Wet from the river, the migrants presented carefully stashed documents to Border Patrol agents, who had set up a makeshift office with a desk and chairs on the unpaved road that connects the river with the town.

Dozens lined up to wait for their turn to speak to an agent. No one tried to sneak away; everyone remained quiet.

A young girl had to go to the bathroom, and her mother escorted her to an inconspicuous spot behind a Border Patrol truck while the girl’s father watched anxiously for them to return.

A Honduran mother fed her baby boy a bottle and smiled and stroked his hair.

A young boy from Guatemala shook his head, trying to get something out of his ear.
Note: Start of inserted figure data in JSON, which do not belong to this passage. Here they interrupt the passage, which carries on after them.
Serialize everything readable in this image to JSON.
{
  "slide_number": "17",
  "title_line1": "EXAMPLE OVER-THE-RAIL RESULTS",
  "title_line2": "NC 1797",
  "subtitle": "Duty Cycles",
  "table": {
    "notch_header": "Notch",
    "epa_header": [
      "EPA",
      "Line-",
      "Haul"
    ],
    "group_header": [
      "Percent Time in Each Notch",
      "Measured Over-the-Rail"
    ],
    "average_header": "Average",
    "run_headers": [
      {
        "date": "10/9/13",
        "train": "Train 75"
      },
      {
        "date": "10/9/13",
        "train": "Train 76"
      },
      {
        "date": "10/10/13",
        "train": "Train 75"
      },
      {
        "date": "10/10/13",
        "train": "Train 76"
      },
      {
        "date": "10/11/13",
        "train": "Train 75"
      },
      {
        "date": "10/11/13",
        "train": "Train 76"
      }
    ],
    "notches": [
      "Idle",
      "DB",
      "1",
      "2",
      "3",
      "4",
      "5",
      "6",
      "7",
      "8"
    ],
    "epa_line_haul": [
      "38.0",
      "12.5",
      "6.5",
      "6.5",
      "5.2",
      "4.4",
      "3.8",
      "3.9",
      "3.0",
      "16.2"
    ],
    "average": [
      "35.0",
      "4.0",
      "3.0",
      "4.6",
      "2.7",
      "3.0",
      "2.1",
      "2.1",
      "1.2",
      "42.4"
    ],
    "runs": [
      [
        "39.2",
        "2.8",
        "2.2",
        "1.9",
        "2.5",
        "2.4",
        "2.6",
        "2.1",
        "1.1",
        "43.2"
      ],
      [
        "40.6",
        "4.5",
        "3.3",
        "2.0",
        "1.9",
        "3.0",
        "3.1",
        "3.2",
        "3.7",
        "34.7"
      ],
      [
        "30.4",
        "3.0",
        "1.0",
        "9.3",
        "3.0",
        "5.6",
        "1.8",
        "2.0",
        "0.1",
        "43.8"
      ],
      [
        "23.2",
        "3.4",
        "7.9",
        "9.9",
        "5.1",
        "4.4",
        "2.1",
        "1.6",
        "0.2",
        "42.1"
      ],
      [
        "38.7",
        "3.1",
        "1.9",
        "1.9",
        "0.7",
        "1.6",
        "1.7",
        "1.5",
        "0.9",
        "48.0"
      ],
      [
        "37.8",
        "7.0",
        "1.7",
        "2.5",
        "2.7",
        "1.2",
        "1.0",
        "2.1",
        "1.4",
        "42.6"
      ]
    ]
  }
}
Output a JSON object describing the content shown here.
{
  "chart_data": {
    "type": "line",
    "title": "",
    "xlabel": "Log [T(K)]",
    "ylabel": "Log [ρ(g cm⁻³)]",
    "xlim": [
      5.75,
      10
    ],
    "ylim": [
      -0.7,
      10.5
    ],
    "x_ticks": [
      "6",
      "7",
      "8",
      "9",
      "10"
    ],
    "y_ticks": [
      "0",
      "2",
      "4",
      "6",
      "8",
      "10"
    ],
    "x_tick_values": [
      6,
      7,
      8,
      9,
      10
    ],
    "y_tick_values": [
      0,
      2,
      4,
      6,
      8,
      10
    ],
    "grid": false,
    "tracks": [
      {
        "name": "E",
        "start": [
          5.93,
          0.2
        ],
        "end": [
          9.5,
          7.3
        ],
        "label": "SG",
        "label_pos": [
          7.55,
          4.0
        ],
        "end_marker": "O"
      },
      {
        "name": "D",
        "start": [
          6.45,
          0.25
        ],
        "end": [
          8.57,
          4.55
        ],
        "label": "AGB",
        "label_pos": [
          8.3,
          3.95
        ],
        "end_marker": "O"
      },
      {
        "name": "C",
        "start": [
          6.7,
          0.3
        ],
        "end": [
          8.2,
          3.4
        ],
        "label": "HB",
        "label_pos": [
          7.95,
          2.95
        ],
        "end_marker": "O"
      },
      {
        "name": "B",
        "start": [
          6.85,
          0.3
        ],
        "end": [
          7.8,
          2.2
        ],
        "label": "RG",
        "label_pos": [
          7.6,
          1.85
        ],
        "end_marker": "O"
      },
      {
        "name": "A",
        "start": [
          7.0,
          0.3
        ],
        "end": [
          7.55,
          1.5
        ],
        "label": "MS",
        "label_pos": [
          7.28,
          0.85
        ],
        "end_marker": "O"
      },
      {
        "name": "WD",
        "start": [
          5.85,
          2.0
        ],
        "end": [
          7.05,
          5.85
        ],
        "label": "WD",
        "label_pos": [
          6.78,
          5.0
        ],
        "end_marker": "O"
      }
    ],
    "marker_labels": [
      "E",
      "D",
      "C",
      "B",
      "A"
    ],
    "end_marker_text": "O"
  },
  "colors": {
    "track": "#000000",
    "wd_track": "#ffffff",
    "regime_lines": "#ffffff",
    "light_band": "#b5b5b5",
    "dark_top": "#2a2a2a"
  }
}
Parents made faces at their children to elicit smiles, as the wait stretched into the early hours of the morning.

Typically, federal border officials separate the migrants into categories to help speed up the hours of processing ahead. Children who arrive without a parent or guardian go to one area; others are grouped by nationality. Adult migrants from Mexico and Central America can be swiftly expelled under the pandemic public health rule.

Some migrants — from Cuba and Nicaragua, for example — are usually processed into the country to await removal proceedings that most likely will not take place for months or years.

Once the agents have processed everyone, the migrants are bused to a Customs and Border Protection facility where they wait in more lines and answer more questions. Some may stay there for several days before officials decide whether or not they can remain, at least for now, in the country.